Protonenpumpenhemmer (PPI) werden im Alltag oft reflexhaft als Refluxmittel oder Magenschutz eingeordnet. Für EoE greift das aber zu kurz. PPIs senken zwar die Magensäure, können aber darüber hinaus auch anti-entzündliche Effekte in der Speiseröhre haben. In der Praxis bedeutet das: Ein PPI-Versuch bei EoE ist nicht nur eine Reflux-Abklärung, sondern kann ein eigenständiger Therapieschritt sein. Entweder als Monotherapie bei milderer Erkrankung oder als Baustein in Kombination mit Ernährung und anderen Medikamenten.
Diese Unterscheidung ist wichtig, um zwei typische Fehler zu vermeiden. Der erste: PPI wird bei EoE nur dann eingesetzt, wenn Refluxsymptome bestehen. Dann verpasst man potenzielle Responder ohne klassisches Sodbrennen. Der zweite: PPI wird zu lange fortgeführt, obwohl die Erkrankung objektiv nicht kontrolliert ist, nur weil Symptome sich etwas gebessert haben. Genau hier kommt wieder das Prinzip in Spiel, dass die Symptome nicht gleich der Entzündungsaktivität entsprechen: PPI kann subjektive Beschwerden reduzieren, ohne die Entzündung vollständig zu beseitigen, oder umgekehrt eine histologische Besserung zeigen, die klinisch nur wenig auffällt.

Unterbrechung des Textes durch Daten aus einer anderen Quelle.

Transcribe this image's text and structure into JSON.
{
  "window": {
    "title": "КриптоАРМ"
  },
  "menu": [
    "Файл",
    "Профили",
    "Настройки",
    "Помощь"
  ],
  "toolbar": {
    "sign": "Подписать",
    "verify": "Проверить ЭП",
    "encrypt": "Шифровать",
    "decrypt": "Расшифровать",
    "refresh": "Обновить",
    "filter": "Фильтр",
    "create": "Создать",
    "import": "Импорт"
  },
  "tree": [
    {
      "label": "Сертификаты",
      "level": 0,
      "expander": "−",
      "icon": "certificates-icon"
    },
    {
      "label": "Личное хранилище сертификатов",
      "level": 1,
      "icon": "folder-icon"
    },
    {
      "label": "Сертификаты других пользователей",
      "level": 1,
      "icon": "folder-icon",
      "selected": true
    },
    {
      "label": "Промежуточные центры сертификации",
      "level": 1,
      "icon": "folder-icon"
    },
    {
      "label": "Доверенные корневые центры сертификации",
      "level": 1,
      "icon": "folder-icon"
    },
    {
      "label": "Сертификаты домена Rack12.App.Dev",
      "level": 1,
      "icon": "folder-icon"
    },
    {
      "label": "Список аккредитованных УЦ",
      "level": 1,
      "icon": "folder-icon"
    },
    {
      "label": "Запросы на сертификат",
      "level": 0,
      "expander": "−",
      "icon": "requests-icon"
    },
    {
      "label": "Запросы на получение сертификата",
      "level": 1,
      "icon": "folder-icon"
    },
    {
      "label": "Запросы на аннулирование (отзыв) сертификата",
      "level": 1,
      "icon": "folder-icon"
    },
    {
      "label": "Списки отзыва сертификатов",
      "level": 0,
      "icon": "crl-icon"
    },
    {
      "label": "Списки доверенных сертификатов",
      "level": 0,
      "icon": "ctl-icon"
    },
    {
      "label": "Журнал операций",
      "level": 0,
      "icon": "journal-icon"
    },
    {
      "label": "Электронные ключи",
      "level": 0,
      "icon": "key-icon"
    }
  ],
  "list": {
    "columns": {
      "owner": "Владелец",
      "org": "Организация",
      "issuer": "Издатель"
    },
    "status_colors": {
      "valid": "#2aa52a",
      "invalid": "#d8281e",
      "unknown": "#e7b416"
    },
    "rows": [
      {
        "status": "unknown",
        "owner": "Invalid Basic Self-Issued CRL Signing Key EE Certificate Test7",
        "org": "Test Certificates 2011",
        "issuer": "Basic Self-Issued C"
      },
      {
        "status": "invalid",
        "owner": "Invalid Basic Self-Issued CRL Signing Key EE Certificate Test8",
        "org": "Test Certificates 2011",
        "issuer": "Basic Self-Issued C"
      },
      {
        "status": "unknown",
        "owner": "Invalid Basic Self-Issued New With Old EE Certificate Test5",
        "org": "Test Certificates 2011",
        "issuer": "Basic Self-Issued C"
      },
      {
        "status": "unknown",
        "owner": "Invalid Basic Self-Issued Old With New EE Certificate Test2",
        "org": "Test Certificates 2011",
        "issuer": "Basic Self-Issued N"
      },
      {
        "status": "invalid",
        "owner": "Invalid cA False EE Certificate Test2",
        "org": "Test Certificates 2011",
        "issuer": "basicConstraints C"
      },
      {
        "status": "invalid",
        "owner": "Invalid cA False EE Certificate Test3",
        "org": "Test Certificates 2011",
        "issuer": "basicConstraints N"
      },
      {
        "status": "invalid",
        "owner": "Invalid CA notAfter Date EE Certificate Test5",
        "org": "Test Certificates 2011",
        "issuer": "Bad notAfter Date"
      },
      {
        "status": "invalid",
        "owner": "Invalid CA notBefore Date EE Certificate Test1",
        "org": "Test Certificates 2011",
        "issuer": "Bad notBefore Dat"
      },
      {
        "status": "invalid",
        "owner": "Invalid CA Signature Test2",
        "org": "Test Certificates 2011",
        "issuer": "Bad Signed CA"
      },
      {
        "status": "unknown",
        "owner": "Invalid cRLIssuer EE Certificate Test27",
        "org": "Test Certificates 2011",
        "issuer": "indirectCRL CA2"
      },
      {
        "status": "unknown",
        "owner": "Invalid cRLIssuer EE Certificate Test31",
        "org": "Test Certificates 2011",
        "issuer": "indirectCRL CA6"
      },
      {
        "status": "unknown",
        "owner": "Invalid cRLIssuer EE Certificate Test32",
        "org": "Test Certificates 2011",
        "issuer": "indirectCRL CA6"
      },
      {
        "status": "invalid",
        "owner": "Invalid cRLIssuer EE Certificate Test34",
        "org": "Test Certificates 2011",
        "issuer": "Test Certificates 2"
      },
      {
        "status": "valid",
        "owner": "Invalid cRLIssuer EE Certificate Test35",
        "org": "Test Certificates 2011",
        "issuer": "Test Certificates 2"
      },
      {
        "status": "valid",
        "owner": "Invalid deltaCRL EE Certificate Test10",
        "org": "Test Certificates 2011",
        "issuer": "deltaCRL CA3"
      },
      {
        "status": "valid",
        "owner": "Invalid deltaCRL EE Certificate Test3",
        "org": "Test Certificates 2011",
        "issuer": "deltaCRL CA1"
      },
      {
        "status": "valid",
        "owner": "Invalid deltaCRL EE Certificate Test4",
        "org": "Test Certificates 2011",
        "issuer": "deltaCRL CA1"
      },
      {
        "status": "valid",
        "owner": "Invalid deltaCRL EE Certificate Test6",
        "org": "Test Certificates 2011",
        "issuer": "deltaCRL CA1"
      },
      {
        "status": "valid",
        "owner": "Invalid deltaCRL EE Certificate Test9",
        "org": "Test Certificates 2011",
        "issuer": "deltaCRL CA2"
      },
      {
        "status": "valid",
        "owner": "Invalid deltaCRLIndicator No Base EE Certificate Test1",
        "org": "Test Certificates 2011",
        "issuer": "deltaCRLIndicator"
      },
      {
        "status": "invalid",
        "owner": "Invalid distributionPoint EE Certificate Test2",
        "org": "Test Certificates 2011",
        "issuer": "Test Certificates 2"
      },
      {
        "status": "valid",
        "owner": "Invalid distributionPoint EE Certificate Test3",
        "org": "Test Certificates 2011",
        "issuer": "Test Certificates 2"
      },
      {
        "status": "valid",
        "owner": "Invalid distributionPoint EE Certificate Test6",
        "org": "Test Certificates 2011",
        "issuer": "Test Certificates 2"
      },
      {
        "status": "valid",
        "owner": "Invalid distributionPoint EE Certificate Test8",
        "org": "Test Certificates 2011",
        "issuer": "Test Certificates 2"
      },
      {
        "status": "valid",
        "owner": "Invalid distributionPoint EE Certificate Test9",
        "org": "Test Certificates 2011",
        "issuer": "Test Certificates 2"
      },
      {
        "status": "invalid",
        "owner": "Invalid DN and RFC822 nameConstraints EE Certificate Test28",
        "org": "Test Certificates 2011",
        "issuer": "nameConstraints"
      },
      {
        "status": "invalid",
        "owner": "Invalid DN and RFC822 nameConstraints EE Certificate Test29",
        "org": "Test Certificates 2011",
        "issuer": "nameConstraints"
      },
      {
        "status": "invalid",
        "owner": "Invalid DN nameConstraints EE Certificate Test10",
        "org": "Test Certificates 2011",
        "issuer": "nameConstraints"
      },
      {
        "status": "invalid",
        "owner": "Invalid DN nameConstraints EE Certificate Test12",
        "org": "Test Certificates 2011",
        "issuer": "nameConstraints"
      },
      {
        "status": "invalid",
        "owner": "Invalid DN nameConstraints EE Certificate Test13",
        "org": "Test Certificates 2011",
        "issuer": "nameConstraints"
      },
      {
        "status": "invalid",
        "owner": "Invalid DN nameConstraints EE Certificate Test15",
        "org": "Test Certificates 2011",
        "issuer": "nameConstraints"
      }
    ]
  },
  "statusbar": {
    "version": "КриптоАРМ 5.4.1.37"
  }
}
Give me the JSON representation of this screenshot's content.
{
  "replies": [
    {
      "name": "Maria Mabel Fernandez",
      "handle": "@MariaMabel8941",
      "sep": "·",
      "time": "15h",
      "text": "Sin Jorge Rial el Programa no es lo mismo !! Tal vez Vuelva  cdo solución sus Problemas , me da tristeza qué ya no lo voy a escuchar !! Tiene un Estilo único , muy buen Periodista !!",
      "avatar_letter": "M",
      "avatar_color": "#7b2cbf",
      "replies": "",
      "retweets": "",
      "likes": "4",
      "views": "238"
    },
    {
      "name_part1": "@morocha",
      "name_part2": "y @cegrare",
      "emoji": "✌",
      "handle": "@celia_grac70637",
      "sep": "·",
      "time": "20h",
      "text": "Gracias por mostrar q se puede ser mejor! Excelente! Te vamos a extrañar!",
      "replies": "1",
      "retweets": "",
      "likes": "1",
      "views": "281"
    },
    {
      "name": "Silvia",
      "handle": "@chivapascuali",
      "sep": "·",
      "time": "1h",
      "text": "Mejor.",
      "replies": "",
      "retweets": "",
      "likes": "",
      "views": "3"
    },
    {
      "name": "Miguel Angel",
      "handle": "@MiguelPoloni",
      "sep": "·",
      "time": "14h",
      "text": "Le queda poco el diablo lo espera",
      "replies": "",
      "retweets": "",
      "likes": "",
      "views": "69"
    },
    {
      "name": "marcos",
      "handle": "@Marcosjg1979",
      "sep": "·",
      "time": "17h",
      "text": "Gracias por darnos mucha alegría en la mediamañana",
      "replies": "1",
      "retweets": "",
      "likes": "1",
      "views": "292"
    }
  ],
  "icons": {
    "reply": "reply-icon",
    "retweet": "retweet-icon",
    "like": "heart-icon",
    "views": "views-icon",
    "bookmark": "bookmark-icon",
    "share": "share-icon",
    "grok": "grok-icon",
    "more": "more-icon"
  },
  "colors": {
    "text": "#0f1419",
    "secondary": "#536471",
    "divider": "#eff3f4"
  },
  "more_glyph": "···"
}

Ein strukturierter Umgang mit PPI in EoE beginnt mit klaren Zielen und klarer Messung. Ziel kann sein: Remission durch alleinige PPI-Therapie, partielle Kontrolle als Teil einer Kombination, oder ein definierter Versuch, um zu entscheiden, ob PPI im individuellen Plan einen Platz hat. In allen drei Fällen ist entscheidend, dass man nach einer festgelegten Zeit nicht nur nach einer symptomatischen Besserung fragt, sondern objektiv prüft, ob die Entzündung wirklich zurückgeht. Sonst wird PPI zur Dauerlösung ohne Nachweis des Nutzens.
In der Ernährungsmedizin ist PPI außerdem relevant, weil es die Therapiearchitektur beeinflusst. Wenn ein Patient unter PPI bereits eine deutliche Entzündungsreduktion erreicht, kann eine Diät weniger restriktiv gewählt werden. Das ist besonders attraktiv, wenn Lebensqualität, Wachstum oder psychosoziale Faktoren im Vordergrund stehen. Umgekehrt kann ein fehlendes PPI-Ansprechen ein Signal sein, dass Ernährung als primäre Strategie oder eine anti-entzündliche Medikation schneller notwendig wird.
Ein weiterer praktischer Punkt: Die Adhärenz bei PPI ist oft höher als bei strenger Diät. Das kann bei Jugendlichen oder in belasteten Familiensituationen ein realistischer Vorteil sein. PPI ist weder nur Reflux noch Wundermittel, sondern ein Werkzeug, das bei einigen Patienten gut passt und bei anderen nicht. Der Wert hängt stark davon ab, wie klar man es in einen messbaren Therapieplan einbettet.